Amazing Barry streak continues. This is in America, mid 19th century. Two gay soldiers raise a Native American girl they orphaned.

Tuesday, May 09, 2023

Small Mercies by Dennis Lehane


The 1974 busing crisis in Boston is the backdrop for racial tensions in Southie. Familiar Lehane territory - and satisfying as usual. The working-class mother on mission of vengeance against the Irish mob and everything she grew up in is marvelous.

Friday, May 05, 2023

A Girl's Story bu Annie Ernaux

This one is ringing more finely than the previous Ernaux books I have read. Don't know why: have I matured in my reading of her, or is this a better book? Familiar pattern of female obsession with the lover. But in this case it's a 17 year old camp counselor losing her viriginity to a callous older guy (21? 24?).

But what is the point of writing if not to unearth things, or even just one thing that cannot be reduced to any kind of psychological or sociological explanation and is not the result of a preconceived idea or demonstration but a narrative: something that emerges from the creases when a story is unfolded, and can help us understand--endure--events that occur and the things that we do? [98]

I am not a culture hound, the only thing that matters to me is to seize life and time, understand, and take pleasure. [149]

It is the absence of meaning in what one lives, at the moment one lives it, which multiplies the possibility of wring...
Explore the gulf between the stupefying reality of things that happen, at the moment they happen, and, years later, the strange unreality in which the things that happened are enveloped. [final page]

Monday, May 01, 2023

Old God's Time by Sebastian Barry

Strange, disorienting, but still beautiful. A Dublin detective in his late 60s retires to a seaside castle flat to dwell on his past, as his mind goes but his will for redemption grows stronger.

Simple Passion by Annie Ernaux


Wednesday, April 26, 2023

The Secret Scripture by Sebastian Barry


Another powerhouse.
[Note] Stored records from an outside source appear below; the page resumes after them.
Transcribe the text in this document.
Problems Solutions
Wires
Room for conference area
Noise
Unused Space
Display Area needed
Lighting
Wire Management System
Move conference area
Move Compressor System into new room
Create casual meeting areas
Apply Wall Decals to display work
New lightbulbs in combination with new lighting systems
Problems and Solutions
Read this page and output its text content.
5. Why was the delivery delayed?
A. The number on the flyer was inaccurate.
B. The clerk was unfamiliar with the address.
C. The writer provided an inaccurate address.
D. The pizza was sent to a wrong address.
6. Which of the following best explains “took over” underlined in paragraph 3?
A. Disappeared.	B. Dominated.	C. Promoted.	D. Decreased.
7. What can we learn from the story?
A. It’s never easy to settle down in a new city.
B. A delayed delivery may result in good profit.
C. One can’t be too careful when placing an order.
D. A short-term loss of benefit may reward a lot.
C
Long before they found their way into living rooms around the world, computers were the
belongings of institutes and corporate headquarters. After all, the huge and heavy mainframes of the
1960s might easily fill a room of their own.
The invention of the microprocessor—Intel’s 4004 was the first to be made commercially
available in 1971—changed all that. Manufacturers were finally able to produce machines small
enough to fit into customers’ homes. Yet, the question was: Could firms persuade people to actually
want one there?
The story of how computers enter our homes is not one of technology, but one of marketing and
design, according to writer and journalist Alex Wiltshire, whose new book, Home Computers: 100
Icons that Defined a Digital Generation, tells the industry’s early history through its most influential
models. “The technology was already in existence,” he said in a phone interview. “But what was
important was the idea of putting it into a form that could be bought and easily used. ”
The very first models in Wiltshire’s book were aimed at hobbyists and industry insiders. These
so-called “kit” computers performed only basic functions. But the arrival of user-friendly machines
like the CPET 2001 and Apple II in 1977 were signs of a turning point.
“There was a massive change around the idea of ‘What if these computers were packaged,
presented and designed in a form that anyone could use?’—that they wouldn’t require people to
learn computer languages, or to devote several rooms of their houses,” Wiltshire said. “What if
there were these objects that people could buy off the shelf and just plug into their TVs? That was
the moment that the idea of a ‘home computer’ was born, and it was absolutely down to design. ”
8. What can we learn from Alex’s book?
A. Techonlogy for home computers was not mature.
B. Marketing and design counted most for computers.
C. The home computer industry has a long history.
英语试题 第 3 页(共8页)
Madness, murder, mayhem in the Irish 20th century. The tragic life of Roseanne Clear McNulty, daughter of a Presbyterian graveskeeper in Sligo, and her awful manhandling by Catholics, and others. Told from her viewpoint in the present time, turning 100 years old, in her flashbacks over the century, and in the voice of a concerned doctor in the present time who uncovers at least two versions of her sad story.

There are pits of grief obviously that only the grieving know. It is a voyage to the center of the earth, a huge heavy machine boring down into the crust of the earth. And a little man growing wild at the controls. Terrified, terrified, and no turning back. [165]

Morality has its own civil wars, with its own victims in their own time and place.

I Am Not Sidney Poitier by Percival Everett


Thursday, April 20, 2023

No One Left to Come Looking for You by Sam Lipsyte


Nice to read Lipsyte again. And I liked this novel, by the end. Was a little underwhelmed in first half though: prose about punk music almost always leaves me a little underwhelmed. Although Lipsyte is as surprising and wizardly as ever with his sentences. Echoes of Lester Bangs on meth.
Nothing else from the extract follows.